До бумаг деда руки у меня дошли лишь через три года. Я тогда по приглашению «Известий» вернулся в Москву; в нашей старой квартире жила сестра с мужем, и я поселился в комнатке деда. Со дня его ареста прошло почти двадцать лет, но в маленькой шестиметровой комнате так никто постоянно и не жил, лишь иногда ночевали наезжавшие в Москву родственники. В ней до сих пор сохранилось немало его вещей и даже кое-какие бумаги, не изъятые при обыске.

День мой в Москве делился на две четко очерченные части: всю первую половину дня я лихорадочно писал, безуспешно пытаясь выполнить в срок взятые на себя обязательства, а по вечерам разбирал вещи и бумаги деда, смотрел фотографии нашей некогда многочисленной семьи. Детские воспоминания и семейные предания стали постепенно возобновляться во мне.

От деда я часто слышал рассказы о его братьях и сестрах, о родителях и деде с бабушкой, и вот теперь эти люди начали возвращаться ко мне. Они приходили каждый вечер, как и рождались, – один, потом другой, и я даже не заметил, как во мне проснулась память моего деда, и тогда я сам, поколение за поколением, стал спускаться вниз, к началу. Медленно, шаг за шагом, я собирал наши семейные предания, и только через много лет, совсем недавно, лакун стало меньше, края рассказанных мне историй и легенд сблизились, начали цеплять друг друга и наконец соединились в

Историю моего рода

Две вещи объединяют мой род: убеждение, что каждый из нас бессмертен, погибнуть мы можем только насильственной смертью (действительно, никто еще в нашем роду не умер в своей постели), и запрет мужчинам носить кальсоны. Мой дядя, старший брат отца, был зимой сорок второго года уличен в том, что надевал под брюки дамские чулки (кальсоны он надеть все-таки не осмелился), и лишен уже после войны первородства – два дня его не кормили, а на третий он за чечевичную похлебку продал первородство брату.

Это была не первая его голодовка. В сороковом году дядя тридцать дней голодал во внутренней тюрьме Лубянки, требуя, чтобы ему ежедневно давали головку чеснока (он его не ел). История этого дикого по тем временам требования проста – он знал, что ему так и так не выйти живым. Как ни странно, дядя добился своего и несколько дней в самом деле получал чеснок. Просидел он меньше года, а в августе сорок первого, через месяц после начала войны, дело вдруг прекратили и его с несколькими другими нужными военной промышленности инженерами выпустили. Он умирал от дистрофии, и жена – геолог – увезла его вместе с партией в Башкирию, отпоила кумысом, выходила. Говорят, что мужчинам в нашем роду вообще везет с женами.
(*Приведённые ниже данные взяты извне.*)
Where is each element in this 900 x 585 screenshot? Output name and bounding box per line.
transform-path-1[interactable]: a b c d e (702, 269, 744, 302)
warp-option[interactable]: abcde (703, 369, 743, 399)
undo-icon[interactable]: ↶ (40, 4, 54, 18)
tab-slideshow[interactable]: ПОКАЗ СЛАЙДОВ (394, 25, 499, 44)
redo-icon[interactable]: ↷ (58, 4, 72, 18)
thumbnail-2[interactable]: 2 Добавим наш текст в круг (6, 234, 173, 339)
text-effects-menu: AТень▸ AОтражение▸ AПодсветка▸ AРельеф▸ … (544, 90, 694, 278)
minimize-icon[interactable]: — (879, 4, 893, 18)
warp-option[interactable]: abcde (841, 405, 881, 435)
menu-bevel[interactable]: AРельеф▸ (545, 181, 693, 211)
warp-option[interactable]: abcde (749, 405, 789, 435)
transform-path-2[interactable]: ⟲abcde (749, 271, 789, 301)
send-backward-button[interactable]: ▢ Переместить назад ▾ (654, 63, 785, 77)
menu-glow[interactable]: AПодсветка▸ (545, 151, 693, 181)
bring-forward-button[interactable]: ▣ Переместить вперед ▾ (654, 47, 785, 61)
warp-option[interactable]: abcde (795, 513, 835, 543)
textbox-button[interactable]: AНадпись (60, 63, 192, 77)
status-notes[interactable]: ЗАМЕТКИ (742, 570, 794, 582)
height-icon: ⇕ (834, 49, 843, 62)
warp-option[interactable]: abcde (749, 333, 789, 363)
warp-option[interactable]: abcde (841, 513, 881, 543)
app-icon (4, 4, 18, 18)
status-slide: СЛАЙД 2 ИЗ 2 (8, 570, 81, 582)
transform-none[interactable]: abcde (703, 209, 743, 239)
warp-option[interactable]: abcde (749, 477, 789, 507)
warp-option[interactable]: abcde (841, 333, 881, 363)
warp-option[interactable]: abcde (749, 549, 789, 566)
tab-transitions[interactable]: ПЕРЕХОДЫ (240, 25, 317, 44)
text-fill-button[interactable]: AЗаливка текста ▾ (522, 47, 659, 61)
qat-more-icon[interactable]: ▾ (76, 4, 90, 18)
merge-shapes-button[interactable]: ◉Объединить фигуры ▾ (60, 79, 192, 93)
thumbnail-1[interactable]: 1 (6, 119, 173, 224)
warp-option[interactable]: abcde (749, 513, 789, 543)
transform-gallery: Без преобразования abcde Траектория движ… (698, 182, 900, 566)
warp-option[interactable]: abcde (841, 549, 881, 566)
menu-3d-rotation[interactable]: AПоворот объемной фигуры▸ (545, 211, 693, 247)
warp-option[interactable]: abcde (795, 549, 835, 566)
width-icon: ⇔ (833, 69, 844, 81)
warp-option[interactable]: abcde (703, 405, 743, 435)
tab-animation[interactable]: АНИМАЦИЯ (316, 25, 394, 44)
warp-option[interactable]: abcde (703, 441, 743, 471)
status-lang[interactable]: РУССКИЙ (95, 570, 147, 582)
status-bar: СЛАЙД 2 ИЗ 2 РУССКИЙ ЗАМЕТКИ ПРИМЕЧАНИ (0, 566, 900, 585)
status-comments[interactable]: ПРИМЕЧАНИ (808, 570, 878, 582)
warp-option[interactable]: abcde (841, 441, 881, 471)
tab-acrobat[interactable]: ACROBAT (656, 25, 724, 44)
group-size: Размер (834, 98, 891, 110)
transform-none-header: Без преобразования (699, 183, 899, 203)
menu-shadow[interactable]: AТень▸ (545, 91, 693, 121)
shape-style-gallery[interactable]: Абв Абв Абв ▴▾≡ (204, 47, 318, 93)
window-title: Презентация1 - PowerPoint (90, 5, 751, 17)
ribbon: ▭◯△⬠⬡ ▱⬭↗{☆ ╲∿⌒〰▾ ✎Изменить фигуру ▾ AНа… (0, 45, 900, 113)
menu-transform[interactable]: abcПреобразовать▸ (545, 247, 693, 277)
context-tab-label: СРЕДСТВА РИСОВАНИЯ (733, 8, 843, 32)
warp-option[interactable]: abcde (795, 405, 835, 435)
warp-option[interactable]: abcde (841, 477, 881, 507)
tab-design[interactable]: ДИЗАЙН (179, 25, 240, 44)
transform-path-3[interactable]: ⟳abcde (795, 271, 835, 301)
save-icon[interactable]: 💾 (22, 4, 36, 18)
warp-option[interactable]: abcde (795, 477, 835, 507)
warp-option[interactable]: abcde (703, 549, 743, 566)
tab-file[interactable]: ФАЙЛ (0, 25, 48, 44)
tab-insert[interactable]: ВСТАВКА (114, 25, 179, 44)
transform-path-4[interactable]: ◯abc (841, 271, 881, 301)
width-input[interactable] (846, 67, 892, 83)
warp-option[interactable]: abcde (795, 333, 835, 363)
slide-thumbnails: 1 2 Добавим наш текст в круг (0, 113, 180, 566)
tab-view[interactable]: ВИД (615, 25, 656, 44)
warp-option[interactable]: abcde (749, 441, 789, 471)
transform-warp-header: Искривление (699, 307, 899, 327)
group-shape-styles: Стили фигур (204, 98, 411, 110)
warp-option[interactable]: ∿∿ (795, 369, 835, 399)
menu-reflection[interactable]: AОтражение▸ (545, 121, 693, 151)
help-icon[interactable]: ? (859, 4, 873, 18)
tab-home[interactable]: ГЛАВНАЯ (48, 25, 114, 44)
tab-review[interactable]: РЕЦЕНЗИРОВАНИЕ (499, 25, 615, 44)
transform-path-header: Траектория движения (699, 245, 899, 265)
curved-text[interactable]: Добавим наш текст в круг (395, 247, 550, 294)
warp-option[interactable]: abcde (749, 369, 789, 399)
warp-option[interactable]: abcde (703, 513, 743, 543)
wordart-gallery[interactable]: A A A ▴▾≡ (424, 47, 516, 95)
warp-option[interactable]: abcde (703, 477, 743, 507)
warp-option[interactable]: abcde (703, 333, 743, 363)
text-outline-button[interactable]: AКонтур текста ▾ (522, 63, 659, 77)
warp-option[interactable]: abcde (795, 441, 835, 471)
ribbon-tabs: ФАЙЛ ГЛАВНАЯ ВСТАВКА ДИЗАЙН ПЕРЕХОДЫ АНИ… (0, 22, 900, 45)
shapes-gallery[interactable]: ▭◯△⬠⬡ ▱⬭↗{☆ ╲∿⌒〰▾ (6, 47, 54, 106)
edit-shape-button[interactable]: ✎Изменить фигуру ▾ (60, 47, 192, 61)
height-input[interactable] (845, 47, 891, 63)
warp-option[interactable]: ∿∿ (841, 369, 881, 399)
Дядю посадили в сороковом году, но должны были посадить еще раньше, в тридцать седьмом, когда были расстреляны его мать и двое ее братьев. Незадолго перед их арестом созданную им группу инженеров за постройку первого советского судна-рефрижератора выдвинули на Сталинскую премию, однако прямо перед присуждением наград он был вычеркнут из списков. На работе с ним перестали здороваться, знакомые избегали как зачумленного – все знали, что вот-вот его возьмут. Говорили, что спас его Микоян, вспомнив дядю по одной невероятной мурманской истории и вновь внеся его фамилию в списки награжденных в самый последний момент, прямо в сигнальный экземпляр «Правды».

История была такая. В Мурманске в день приема своего первого судна государственной комиссией он, с похмелья, ничего не соображая, захлопнул дверь, забыв дома и ключи, и папку с чертежами. Взломать дверь было нечем. Долго звонил соседям (было раннее утро), наконец ему открыли. Он прошел прямо на балкон, перелез через решетку и, держась за нижний край балкона, попытался ногами нащупать карниз (в юности, возвращаясь домой после свиданий, он часто пользовался таким путем, чтобы добраться до своей комнаты). Пять минут он провисел на седьмом этаже, держась за полосу ледяного металла и в полной темноте ища опору (между последним, седьмым, и шестым этажами карниза как раз не было), а потом руки его разжались, и он полетел вниз. Отделался дядя довольно легко: перелом руки, ноги и трех ребер. Лежа на вытяжке в ленинградском госпитале, куда его перевезли, он сумел сделать ребенка (или она сумела) ходившей за ним медсестре.